C’est ce lan­gage qui, d’une façon ou d’une autre, fait l’objet des deux par­ties suiv­antes, L’interminable restau­ra­tion du sym­bol­isme, qui regroupe « Jou­ve après Jou­ve », « Le refoulé d’Apollinaire, , Walt Whit­man », « Aimé Césaire, en toute autonomie », et Dans la clair­ière du temps, où sont regroupés « Oral­ité, Réal­ité », « Traduire les poèmes des hautes Ter­res » et « Réflex­ions sur un silex tail­lé ». La pre­mière déplore que la poésie actuelle se meuve encore dans un « cadre exclu­sive­ment sym­bol­iste » et que l’apport de Whit­man n’ait pas été recon­nu à sa juste valeur. J. Dar­ras voit dans cette non recon­nais­sance, ou cette recon­nais­sance incom­plète, le début de la « mal­adie de la mélan­col­ie » où l’Europe s’enfonce. Quant aux pages sur Césaire, elles insis­tent sur l’originalité d’une poésie qui est aus­si con­fes­sion, atten­tive à sa « pro­pre pro­gres­sion, à sa pro­pre prove­nance », à la dif­férence de celle de Char ou de Saint-John Perse. On peut sig­naler au pas­sage que ce dernier recon­nais­sait l’importance de Whit­man, qu’il avait en bonne place dans sa bib­lio­thèque, con­ser­vant même des arti­cles sur lui.

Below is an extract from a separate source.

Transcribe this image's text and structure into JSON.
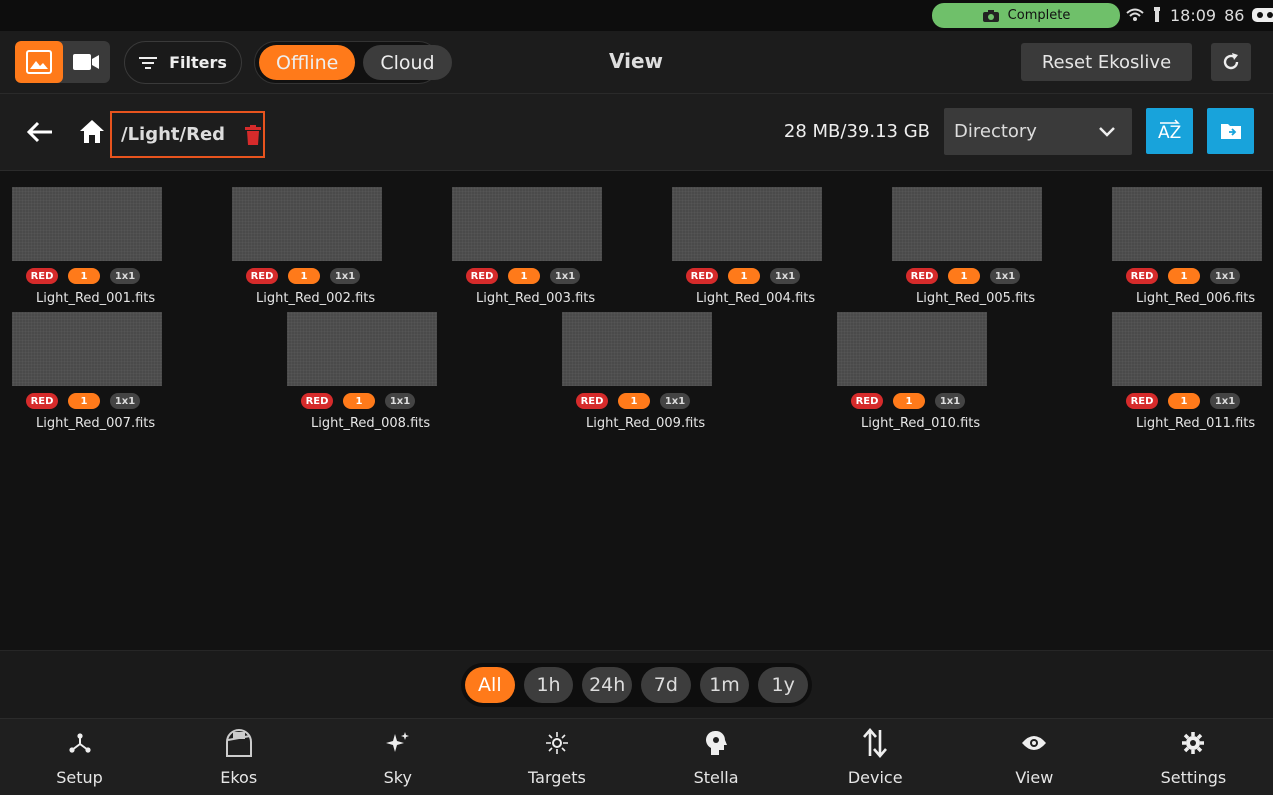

La dernière par­tie est plus théorique. Il est per­mis de ne pas tou­jours être d’accord avec J. Dar­ras, en par­ti­c­uli­er pour l’importance qu’il accorde à l’oralité, ce qui con­stitue presque un topos des xxe et xxie siè­cle, ini­tié par les lin­guistes, Saus­sure et autres : « L’oralité a tou­jours été impliquée dans et par le poème » me paraît ain­si une for­mule exces­sive, qui min­imise la dimen­sion spa­tiale du texte et la fonc­tion de l’écriture, laque­lle a son autonomie. Poésie et chant, certes, mais aus­si, sans même pass­er par les cal­ligrammes ou autres, poésie et pein­ture. Il est vrai qu’oralité et écri­t­ure se réc­on­cilient quand J. Dar­ras écrit qu’il veut pra­ti­quer le poème comme « un art frontal­ier ». Qui dit fron­tières dit aus­si dif­férences entre les langues et on recon­naî­tra volon­tiers le rôle de la tra­duc­tion ou au moins du tra­vail avec une langue étrangère. Si « être poète, c’est s’exiler dans l’étrangeté pre­mière de la langue », la con­fronta­tion avec une autre langue, dans la dis­tance qu’elle implique, per­met de mieux saisir cette étrangeté, de même que, comme le dit encore J. Dar­ras, la dimen­sion énig­ma­tique de toute poésie. Une con­stante se dégage de toutes ces médi­ta­tions, résumée en une for­mule mag­nifique, « le poète est un danseur de langue ». À par­tir d’un silex tail­lé sur le bureau la boucle se ferme, avec un retour à Descartes, et à la réc­on­cil­i­a­tion de la sci­ence et de la prosodie. On l’aura com­pris, J. Dar­ras aime se tenir physique­ment sur les fron­tières, sur le bord de la Manche, ou entre la France et la Bel­gique, intel­lectuelle­ment entre la sci­ence et la poésie, poé­tique­ment entre sa langue et celle des autres : c’est le poète de l’outrance, si, avec Saint-John Perse, dont il par­le sou­vent, « out­rance » sig­ni­fie sim­ple­ment « pas­sage outre ».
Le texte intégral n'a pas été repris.